یادگیری Q چند هدفه ی تیم های همکاری
|تعداد صفحات مقاله انگلیسی
|10 صفحه PDF
نسخه انگلیسی مقاله همین الان قابل دانلود است.
هزینه ترجمه مقاله بر اساس تعداد کلمات مقاله انگلیسی محاسبه می شود.
این مقاله تقریباً شامل 5346 کلمه می باشد.
هزینه ترجمه مقاله توسط مترجمان با تجربه، طبق جدول زیر محاسبه می شود:
Publisher : Elsevier - Science Direct (الزویر - ساینس دایرکت)
Journal : Expert Systems with Applications, Volume 38, Issue 3, March 2011, Pages 1565–1574
This paper studies a multi-goal Q-learning algorithm of cooperative teams. Member of the cooperative teams is simulated by an agent. In the virtual cooperative team, agents adapt its knowledge according to cooperative principles. The multi-goal Q-learning algorithm is approached to the multiple learning goals. In the virtual team, agents learn what knowledge to adopt and how much to learn (choosing learning radius). The learning radius is interpreted in Section 3.1. Five basic experiments are manipulated proving the validity of the multi-goal Q-learning algorithm. It is found that the learning algorithm causes agents to converge to optimal actions, based on agents’ continually updated cognitive maps of how actions influence learning goals. It is also proved that the learning algorithm is beneficial to the multiple goals. Furthermore, the paper analyzes how sensitive the learning performance is affected by the parameter values of the learning algorithm.

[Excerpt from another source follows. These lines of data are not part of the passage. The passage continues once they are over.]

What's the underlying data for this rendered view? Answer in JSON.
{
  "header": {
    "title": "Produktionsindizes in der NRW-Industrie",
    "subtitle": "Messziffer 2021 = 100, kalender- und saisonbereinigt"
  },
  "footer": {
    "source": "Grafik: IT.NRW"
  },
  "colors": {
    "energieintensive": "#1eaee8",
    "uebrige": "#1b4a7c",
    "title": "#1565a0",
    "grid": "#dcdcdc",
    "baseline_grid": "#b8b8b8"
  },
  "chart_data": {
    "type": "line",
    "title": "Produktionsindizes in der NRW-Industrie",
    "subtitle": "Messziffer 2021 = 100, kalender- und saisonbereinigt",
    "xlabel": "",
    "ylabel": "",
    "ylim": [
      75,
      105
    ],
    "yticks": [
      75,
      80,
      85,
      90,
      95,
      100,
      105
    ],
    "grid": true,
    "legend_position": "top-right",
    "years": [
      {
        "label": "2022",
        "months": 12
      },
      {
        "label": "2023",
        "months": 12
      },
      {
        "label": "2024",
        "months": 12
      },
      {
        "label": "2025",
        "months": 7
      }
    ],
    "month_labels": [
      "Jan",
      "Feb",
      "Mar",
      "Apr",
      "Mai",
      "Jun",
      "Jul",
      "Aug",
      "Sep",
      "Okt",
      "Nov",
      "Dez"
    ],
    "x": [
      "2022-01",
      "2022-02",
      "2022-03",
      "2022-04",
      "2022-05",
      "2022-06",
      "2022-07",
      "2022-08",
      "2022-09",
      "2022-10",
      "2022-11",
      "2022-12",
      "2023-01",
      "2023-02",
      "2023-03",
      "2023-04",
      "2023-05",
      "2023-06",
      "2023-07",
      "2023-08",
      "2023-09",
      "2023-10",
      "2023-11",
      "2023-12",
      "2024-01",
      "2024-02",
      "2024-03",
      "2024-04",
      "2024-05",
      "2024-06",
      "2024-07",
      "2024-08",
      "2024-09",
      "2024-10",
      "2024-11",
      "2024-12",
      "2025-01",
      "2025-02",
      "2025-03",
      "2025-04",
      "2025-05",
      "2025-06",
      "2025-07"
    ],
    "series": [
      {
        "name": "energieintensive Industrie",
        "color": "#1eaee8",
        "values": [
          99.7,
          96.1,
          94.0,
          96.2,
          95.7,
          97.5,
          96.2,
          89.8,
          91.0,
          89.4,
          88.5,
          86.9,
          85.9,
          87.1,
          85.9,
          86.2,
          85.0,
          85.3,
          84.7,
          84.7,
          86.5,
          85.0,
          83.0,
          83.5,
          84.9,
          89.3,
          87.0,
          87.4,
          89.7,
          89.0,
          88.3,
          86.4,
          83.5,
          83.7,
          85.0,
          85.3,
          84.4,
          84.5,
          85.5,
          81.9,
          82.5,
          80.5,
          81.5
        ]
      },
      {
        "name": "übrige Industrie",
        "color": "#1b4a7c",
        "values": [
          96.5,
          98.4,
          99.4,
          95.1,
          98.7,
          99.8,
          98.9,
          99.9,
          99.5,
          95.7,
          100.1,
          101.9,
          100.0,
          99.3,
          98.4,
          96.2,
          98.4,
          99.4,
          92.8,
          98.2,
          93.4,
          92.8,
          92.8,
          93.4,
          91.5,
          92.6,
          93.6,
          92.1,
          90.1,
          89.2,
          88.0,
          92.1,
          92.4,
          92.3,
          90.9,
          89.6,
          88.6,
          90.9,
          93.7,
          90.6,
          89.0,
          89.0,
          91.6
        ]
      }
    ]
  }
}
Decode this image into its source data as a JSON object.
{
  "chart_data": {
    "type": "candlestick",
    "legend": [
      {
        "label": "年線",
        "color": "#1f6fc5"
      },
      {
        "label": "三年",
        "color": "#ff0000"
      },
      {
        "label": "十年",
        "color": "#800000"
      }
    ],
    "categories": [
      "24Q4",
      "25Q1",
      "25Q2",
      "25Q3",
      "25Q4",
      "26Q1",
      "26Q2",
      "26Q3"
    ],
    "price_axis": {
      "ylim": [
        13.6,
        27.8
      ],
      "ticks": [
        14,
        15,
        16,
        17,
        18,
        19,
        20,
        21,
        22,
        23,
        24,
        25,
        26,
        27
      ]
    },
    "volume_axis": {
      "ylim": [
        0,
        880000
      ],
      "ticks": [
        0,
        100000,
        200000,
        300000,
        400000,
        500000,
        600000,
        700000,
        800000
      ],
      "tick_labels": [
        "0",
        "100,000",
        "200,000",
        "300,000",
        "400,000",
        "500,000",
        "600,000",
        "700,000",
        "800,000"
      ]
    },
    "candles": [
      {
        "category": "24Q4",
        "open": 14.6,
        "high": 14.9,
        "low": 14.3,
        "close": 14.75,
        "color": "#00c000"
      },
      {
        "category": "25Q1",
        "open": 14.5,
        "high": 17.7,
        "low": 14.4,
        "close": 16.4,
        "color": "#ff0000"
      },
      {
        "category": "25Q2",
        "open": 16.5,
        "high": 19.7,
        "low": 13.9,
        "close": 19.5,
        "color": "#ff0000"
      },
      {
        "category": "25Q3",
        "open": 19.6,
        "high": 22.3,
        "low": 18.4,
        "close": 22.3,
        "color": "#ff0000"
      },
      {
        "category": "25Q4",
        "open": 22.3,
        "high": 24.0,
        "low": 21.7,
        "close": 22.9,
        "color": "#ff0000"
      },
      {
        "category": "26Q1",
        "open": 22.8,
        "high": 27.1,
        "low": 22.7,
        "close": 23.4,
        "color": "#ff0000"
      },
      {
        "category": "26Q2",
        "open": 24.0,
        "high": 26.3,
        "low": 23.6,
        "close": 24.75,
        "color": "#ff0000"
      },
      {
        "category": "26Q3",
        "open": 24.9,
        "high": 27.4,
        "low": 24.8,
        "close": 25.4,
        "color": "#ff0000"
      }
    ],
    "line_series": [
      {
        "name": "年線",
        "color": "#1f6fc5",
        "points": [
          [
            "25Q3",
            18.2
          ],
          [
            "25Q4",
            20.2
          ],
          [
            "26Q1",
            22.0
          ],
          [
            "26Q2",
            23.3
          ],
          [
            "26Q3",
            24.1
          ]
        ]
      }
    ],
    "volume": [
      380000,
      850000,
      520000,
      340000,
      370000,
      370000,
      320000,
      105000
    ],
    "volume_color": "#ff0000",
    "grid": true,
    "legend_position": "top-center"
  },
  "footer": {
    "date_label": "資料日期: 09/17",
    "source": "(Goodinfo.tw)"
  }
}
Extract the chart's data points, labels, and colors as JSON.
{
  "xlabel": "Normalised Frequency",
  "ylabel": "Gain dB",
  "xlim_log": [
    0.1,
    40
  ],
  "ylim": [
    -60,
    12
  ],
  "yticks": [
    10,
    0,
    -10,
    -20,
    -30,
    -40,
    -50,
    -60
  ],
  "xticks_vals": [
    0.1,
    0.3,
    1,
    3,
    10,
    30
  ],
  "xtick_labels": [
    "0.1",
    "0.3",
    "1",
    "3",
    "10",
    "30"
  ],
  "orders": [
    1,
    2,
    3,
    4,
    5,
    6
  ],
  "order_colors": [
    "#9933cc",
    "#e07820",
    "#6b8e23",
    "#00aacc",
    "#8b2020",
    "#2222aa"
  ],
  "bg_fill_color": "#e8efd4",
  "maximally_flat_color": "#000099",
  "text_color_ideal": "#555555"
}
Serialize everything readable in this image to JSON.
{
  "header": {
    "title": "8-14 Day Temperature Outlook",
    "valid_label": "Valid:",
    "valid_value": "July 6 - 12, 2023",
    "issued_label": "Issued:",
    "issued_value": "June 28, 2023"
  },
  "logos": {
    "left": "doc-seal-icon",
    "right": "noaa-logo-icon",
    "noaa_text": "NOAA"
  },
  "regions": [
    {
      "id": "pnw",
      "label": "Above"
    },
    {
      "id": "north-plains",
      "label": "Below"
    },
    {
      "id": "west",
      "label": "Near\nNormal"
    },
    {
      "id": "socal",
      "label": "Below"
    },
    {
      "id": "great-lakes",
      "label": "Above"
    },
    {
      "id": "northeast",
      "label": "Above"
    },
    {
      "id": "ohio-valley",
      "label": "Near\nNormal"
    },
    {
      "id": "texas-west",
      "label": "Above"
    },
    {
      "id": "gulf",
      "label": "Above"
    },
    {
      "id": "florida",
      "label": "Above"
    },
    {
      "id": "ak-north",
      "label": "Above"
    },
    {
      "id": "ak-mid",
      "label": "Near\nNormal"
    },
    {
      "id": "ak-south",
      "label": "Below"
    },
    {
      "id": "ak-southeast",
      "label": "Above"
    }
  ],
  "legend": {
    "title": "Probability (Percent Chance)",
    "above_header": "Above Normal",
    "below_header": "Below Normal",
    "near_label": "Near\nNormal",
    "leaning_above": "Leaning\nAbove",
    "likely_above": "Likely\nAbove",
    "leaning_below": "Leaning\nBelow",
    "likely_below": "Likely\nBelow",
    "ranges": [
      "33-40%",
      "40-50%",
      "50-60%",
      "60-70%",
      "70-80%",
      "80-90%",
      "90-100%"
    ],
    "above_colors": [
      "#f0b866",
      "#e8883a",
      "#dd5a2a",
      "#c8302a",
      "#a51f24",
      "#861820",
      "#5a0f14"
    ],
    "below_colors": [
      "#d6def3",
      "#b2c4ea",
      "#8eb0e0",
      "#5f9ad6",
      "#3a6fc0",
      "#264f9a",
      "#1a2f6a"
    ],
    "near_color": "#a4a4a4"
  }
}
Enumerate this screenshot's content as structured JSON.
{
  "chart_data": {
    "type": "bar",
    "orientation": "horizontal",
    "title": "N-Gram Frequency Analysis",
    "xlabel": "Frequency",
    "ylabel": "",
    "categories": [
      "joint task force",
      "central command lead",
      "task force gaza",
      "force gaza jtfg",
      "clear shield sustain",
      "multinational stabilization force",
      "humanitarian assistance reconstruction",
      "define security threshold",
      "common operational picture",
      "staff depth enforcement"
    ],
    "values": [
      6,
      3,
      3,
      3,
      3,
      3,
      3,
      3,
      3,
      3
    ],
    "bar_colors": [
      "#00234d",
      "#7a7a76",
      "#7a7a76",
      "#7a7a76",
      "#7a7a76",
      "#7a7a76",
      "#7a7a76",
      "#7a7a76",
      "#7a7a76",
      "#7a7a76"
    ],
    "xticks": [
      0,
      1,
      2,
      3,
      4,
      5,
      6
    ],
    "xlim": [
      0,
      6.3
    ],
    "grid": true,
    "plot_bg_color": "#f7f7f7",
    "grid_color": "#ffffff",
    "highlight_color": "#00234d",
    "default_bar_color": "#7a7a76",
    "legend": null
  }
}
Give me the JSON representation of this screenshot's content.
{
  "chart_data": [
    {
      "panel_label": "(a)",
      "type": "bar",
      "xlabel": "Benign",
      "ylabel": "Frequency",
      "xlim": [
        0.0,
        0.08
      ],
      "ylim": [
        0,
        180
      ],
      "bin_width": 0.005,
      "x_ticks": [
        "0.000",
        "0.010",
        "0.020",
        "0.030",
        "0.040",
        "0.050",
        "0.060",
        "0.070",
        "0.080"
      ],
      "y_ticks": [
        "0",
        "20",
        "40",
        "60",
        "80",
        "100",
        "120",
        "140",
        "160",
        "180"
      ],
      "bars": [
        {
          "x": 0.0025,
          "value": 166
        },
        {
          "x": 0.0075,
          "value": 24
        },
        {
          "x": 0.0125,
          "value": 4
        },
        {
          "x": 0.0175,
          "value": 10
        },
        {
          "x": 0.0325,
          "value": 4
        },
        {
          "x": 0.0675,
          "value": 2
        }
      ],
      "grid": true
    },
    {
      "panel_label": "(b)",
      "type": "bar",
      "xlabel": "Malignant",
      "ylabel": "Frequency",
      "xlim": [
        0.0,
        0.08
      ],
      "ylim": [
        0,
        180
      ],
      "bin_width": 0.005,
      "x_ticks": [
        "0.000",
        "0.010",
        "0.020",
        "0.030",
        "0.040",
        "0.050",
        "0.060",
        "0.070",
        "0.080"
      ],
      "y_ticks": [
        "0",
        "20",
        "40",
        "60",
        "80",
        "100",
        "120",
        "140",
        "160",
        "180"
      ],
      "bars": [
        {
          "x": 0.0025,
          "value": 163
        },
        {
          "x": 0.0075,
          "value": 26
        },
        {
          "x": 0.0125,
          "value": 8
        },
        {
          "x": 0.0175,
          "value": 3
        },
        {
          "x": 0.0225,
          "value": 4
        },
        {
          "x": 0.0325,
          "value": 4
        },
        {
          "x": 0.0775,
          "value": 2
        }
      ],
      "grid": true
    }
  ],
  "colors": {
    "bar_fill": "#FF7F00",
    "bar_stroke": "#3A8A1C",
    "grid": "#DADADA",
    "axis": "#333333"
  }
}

In cooperative teams, team members adopt knowledge to improve their ability and teams’ performances. They have more than one learning goal in cooperative teams. In this paper, team members’ learning goals consist of the size of the team, the performance of the team and individuals. A multi-agent system is used to simulate cooperative teams. The model of virtual cooperative team is based on Gilbert and Ahrweiler’s research (Ahrweiler et al., 2004, Gilbert et al., 2007 and Gilbert et al., 2001). In their research, the “KENE” was used to describe the knowledge of members. Suppliers and customers were generated by the computation of the KENE. Based on the research, this paper proposes a virtual cooperative team for the experiments skeleton of the learning algorithm. Details of the virtual cooperative team are proposed in Section 3.1. To solve the multi-goal problem, Gadanho (2003) presented the ALEC agent architecture which has both emotive and cognitive decision-making capabilities to adapt the multi-goal survival task. Gadanho’s research was beneficial to deal with the multi-goal task (the goals may conflict with each other). An improved reinforcement learning algorithm was proposed to learn multi-goal dialogue strategies (Cuayáhuitl, 2006). Zhou and Coggins (2004) presented an emotion-based hierarchical reinforcement learning (HRL) algorithm for environments with multiple goals of reward. The multi-goal Q-learning algorithm is proposed to improve the multi-goal learning ability of the agents (the virtual team members). The tendency of agents for exploring unknown actions is discussed in the learning algorithm. Agents with the learning algorithm can decide what knowledge to adopt and how much to learn (choosing learning radius) by themselves for multiple goals. Experimental results show that the multiple goals can be achieved by agents with the learning algorithm. Moreover, two sets of sensitivity experiments are conducted in the paper.
نتیجه گیری انگلیسی
In order to improve the agent’s multi-goal learning ability, this paper presents a multi-goal Q-learning algorithm in cooperative teams. First, the paper proposed a multi-agent cooperative team for the experiments of the learning algorithm. Second, the multi-goal Q-learning algorithm is modeled to solve the multiple goal learning problems in the virtual team. The algorithm gives the ability for the agents to adjust his learning radius from the observation of his experiences. With the knowledge learned from others, the agents are able to achieve the multiple goals. The five experiments illustrated that the multi-goal Q-learning algorithm can be used as an effective learning approach in cooperative teams. Furthermore, the sensitivity analyses of two important learning parameters are conducted in Section 5. The work presented here can be extended along several directions. For example, more complex learning mechanisms can be used to improve the agents’ learning ability to accomplish more complex problems. Such extensions of learning ability may be able to provide better mechanisms to resolve the conflicts among cooperative team members. These are key issues for the research of cooperative teams.